Inhibitory Effects of Cytosolic Ca ²⁺ Concentration by Ginsenoside Ro Are Dependent on Phosphorylation of IP ₃RI and Dephosphorylation of ERK in Human Platelets

Intracellular Ca ²⁺ ([Ca ²⁺] _i ) is platelet aggregation-inducing molecule and is involved in activation of aggregation associated molecules. This study was carried out to understand the Ca ²⁺-antagonistic effect of ginsenoside Ro (G-Ro), an oleanane-type saponin in Panax ginseng. G-Ro, without affecting leakage of lactate dehydrogenase, dose-dependently inhibited thrombin-induced platelet aggregation, and the half maximal inhibitory concentration was approximately 155  μM. G-Ro inhibited strongly thrombin-elevated [Ca ²⁺] _i , which was strongly increased by A-kinase inhibitor Rp-8-Br-cAMPS compared to G-kinase inhibitor Rp-8-Br-cGMPS. G-Ro increased the level of cAMP and subsequently elevated the phosphorylation of inositol 1, 4, 5-triphosphate receptor I (IP ₃RI) (Ser ¹⁷⁵⁶) to inhibit [Ca ²⁺] _i mobilization in thrombin-induced platelet aggregation.

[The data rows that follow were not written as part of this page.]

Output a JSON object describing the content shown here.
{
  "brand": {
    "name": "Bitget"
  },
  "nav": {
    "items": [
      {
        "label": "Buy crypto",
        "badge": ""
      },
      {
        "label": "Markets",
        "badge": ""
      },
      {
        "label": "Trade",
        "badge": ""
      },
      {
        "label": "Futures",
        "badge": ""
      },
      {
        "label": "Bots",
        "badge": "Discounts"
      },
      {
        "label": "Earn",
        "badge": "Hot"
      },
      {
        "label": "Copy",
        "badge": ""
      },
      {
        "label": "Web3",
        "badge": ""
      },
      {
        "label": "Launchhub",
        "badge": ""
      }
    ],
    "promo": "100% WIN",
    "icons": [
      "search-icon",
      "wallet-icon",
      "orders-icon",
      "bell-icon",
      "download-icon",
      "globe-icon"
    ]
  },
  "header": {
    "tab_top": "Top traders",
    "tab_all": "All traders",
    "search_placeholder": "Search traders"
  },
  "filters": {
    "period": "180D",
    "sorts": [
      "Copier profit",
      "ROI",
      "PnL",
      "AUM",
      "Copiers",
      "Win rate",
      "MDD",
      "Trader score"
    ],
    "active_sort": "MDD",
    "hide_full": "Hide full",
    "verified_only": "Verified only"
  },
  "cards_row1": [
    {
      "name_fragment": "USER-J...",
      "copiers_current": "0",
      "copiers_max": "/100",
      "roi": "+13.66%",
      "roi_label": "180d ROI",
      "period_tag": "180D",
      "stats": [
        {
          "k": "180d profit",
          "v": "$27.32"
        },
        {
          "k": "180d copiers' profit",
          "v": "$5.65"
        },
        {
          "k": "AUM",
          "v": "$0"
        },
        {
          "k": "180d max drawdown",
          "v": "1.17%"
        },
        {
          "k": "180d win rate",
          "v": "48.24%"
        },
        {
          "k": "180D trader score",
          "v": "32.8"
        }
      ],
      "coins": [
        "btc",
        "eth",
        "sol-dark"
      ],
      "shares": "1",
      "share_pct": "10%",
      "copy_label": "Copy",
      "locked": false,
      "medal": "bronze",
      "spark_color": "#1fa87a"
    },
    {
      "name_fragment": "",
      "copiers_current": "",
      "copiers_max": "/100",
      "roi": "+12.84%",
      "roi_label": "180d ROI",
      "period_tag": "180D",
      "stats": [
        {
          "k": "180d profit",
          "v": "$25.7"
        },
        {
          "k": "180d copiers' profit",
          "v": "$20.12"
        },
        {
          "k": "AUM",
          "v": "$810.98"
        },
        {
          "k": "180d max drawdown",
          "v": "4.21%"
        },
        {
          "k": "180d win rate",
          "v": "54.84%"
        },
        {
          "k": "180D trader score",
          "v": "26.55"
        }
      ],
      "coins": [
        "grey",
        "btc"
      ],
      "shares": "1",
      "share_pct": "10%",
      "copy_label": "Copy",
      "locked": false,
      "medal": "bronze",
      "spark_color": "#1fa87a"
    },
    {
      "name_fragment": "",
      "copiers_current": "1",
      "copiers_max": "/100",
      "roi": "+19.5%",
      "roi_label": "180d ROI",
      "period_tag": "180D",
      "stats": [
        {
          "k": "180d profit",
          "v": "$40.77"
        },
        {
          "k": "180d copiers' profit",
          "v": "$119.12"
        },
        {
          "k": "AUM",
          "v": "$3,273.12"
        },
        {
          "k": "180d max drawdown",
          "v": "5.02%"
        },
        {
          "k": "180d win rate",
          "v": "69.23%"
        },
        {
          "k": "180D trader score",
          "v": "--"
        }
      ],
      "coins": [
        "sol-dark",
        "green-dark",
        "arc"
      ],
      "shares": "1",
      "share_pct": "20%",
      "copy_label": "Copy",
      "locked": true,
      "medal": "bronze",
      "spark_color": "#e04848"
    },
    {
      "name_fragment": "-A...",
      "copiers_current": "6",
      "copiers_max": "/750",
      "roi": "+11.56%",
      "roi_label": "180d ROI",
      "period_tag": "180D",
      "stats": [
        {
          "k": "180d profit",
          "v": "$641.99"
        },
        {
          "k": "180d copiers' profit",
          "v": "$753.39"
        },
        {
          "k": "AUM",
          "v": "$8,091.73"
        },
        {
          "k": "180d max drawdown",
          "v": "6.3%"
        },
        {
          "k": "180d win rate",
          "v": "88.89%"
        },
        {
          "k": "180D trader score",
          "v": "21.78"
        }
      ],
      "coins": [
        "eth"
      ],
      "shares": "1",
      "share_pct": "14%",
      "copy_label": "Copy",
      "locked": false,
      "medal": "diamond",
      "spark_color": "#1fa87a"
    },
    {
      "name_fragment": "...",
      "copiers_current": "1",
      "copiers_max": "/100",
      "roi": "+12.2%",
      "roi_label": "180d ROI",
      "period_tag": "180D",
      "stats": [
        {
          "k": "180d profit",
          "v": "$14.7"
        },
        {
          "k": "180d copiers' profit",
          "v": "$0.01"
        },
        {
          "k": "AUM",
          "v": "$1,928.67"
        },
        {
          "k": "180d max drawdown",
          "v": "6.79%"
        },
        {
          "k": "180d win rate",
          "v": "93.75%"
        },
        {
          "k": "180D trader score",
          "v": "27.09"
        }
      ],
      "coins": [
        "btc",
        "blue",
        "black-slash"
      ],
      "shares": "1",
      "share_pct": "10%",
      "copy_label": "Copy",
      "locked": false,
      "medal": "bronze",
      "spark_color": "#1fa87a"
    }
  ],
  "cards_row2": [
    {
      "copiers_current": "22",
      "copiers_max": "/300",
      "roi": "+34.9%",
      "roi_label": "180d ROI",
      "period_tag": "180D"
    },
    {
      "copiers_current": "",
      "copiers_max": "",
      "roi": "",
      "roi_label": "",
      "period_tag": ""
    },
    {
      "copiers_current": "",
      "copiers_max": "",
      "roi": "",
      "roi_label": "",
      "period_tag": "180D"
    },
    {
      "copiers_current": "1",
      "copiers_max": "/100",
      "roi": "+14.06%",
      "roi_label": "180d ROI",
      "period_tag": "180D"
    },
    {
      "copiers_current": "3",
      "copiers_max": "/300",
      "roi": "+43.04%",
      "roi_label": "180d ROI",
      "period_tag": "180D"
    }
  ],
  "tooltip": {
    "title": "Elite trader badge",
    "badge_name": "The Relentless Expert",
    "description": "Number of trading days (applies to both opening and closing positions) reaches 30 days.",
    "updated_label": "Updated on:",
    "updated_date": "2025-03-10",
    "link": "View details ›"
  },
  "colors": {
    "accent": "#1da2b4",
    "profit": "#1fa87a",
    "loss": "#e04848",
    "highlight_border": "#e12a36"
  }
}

Phosphorylation of IP ₃RI (Ser ¹⁷⁵⁶) by G-Ro was decreased by PKA inhibitor Rp-8-Br-cAMPS. In addition, G-Ro inhibited thrombin-induced phosphorylation of ERK 2 (42 kDa), indicating inhibition of Ca ²⁺ influx across plasma membrane. We demonstrate that G-Ro upregulates cAMP-dependent IP ₃RI (Ser ¹⁷⁵⁶) phosphorylation and downregulates phosphorylation of ERK 2 (42 kDa) to decrease thrombin-elevated [Ca ²⁺] _i , which contributes to inhibition of ATP and serotonin release, and p-selectin expression. These results indicate that G-Ro in Panax ginseng is a beneficial novel Ca ²⁺-antagonistic compound and may prevent platelet aggregation-mediated thrombotic disease.